Er brauchte ganze drei Tage, um sein eigenes Denkmal zum Einsturz zu bringen. Rafael van der Vaart. Vom "kleinen Engel", dem Idol und Liebling aller Hamburger, zum "Teufel" und Buhmann der Stadt. Und während sich seine HSV-Kollegen nach der heutigen Ankunft in Fuhlsbüttel diebisch auf ihre eigenen vier Wände freuen werden, dürfte sich van der Vaarts Miene kaum erhellen. Ob nun Hamburg, Budapest oder irgendein anderer Ort - der 24-Jährige will nur noch weg. Weg von der Raute des HSV. Und so schnell wie möglich nach Valencia.

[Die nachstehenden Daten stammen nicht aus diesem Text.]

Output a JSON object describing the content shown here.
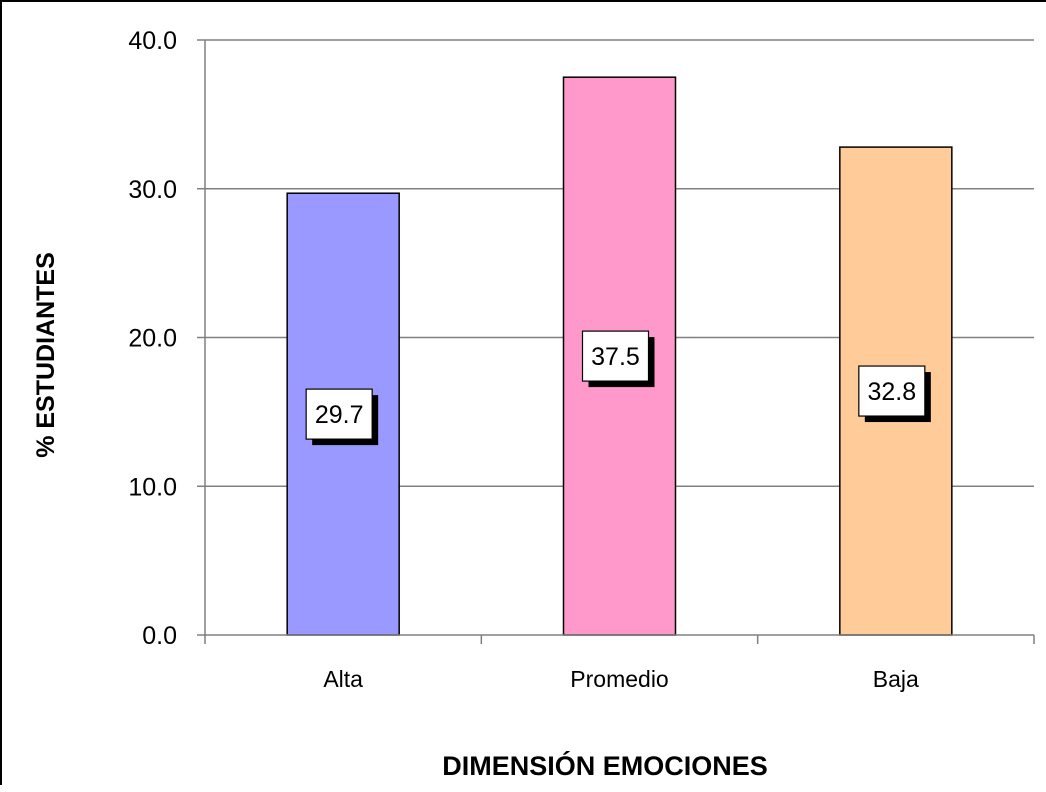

Um sein Ziel zu erreichen, ist dem "Maestro" scheinbar jedes Mittel recht. Auch nach der definitiven und unmissverständlichen Absage der Vereinsbosse an die Spanier, wird van der Vaart nicht müde, zu betonen, dass er an einen schnellen Wechsel glaubt. Immer im Schlepptau: Sören Lerby, dänischer Berater des Nationalspielers. "Ich bin optimistisch bezüglich des Wechsels", ließ er die spanische Zeitung "Marca" wissen, "auch wenn mir gesagt wurde, dass es schwer wird."
Lerbys bockiger Klient, der sich seines Lebenstraums beraubt sieht, macht derweil auch auf andere Weise Druck. Eine rätselhafte Rückenverletzung ("Ich habe mich beim Hochheben meines Babys verhoben") machte den Einsatz im gestrigen Hinspiel der UEFA-Cup-Quali bei Honvéd Budapest (bei Redaktionsschluss dieser Ausgabe noch nicht beendet) unmöglich. Vorbei die Zeiten, in denen van der Vaart auf die Zähne biss. Der Verdacht, dass er seine Verletzung vortäuschte, steht im Raum.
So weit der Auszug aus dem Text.